Ausgangspunkt von Markus Imhoofs filmischer Recherche auf vier Kontinenten bildet das bislang nur unzureichend erklärte Bienensterben der letzten Jahre. Gemeinsam mit seinem Kamerateam macht sich der Siebzigjährige auf die Suche nach möglichen Ursachen.

Text: Stefan Volk / 31. Okt. 2012

Nach fünfzehn Jahren meldet sich Markus Imhoof, der in den achtziger Jahren mit politisch brisanten Filmen wie Die Reise und vor allem dem Oscar-nominierten Das Boot ist voll zu einem der bedeutendsten Schweizer Filmemacher avancierte, auf der grossen Leinwand zurück. Und das mit einem Dokumentarfilm über Bienen. Dass er dabei aber keineswegs eine beschauliche Tierdokumentation mit Lokalkolorit im Sinn hat, macht bereits der englischsprachige Titel deutlich. Einer der Produzenten von More Than Honey, der Österreicher Helmut Grasser, war auch an Let’s Make Money und We Feed the World beteiligt, was ebenfalls einen eher globalen und zugleich kritischen Ansatz vermuten lässt.

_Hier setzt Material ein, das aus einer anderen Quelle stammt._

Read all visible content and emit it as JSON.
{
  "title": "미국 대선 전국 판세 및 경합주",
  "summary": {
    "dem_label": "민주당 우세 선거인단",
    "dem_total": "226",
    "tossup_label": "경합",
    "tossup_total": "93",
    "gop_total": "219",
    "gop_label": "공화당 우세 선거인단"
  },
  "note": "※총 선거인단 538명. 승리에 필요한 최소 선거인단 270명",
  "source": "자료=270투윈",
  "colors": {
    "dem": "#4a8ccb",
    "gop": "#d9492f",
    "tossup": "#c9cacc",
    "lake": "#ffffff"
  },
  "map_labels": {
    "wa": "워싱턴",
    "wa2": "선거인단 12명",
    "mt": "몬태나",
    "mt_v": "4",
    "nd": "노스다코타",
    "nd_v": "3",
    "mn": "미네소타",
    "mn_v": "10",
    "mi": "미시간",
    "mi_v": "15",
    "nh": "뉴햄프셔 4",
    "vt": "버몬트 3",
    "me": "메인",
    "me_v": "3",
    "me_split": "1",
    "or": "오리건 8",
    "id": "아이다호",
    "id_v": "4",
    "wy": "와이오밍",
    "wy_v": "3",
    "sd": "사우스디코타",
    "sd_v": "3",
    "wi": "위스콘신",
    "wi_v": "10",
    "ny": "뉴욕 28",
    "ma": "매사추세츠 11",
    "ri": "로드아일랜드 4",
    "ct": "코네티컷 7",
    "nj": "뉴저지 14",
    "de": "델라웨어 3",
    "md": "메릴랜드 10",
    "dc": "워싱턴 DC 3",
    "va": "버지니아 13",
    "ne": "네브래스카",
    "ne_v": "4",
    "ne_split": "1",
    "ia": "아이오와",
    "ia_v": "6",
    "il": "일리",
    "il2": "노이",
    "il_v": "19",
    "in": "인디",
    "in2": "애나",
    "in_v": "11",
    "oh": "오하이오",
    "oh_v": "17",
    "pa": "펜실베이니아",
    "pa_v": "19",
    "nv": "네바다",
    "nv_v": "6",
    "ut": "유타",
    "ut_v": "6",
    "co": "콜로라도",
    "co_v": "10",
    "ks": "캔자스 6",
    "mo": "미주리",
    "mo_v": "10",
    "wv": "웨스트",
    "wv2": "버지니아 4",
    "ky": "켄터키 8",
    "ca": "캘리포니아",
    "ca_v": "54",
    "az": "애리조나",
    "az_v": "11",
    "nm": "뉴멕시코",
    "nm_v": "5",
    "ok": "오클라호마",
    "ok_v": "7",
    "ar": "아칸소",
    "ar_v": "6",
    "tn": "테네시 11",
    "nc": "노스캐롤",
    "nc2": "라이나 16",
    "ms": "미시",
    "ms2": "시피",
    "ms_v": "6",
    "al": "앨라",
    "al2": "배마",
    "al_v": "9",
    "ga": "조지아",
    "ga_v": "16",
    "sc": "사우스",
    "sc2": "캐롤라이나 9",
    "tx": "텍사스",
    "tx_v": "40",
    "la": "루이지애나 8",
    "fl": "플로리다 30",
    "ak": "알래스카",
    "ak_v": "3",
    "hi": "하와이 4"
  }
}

Ausgangspunkt von Imhoofs filmischer Recherche auf vier Kontinenten bildet das bislang nur unzureichend erklärte Bienensterben der letzten Jahre. Gemeinsam mit seinem Kamerateam macht sich der Siebzigjährige auf die Suche nach möglichen Ursachen. Eine davon ist die industrielle Massentierhaltung, die im Grunde zwischen Kühen und Bienen keinen Unterschied macht. In den USA beispielsweise werden die Bienenvölker wie eine Ware tausendfach produziert und von Monokultur zu Monokultur, von der Mandel zur Apfelplantage in LKWs durch das halbe Land gekarrt. Viele Bienen sterben unterwegs, andere fallen dem Insektizideinsatz auf den Farmen zum Opfer. Schon längst werden die Bienen vorsorglich mit Antibiotika behandelt, um solche Strapazen besser überstehen zu können. Mit Biene-Maja-Romantik oder auch nur mit dem traditionellen Imkerhandwerk, wie es noch Imhoofs Grossvater pflegte, der immerhin 150 Bienenvölker besass und von dem der Filmemacher immer wieder aus dem Off erzählt, hat das kaum noch etwas gemein. Wenn der US-amerikanische Grossimker John Miller seine Bienen in den Mandelbäumen summen hört, tönt das für ihn nicht wie Musik und er philosophiert auch nicht über das Wunder der Natur, sondern konstatiert ganz pragmatisch: «Das ist der Klang des Geldes.»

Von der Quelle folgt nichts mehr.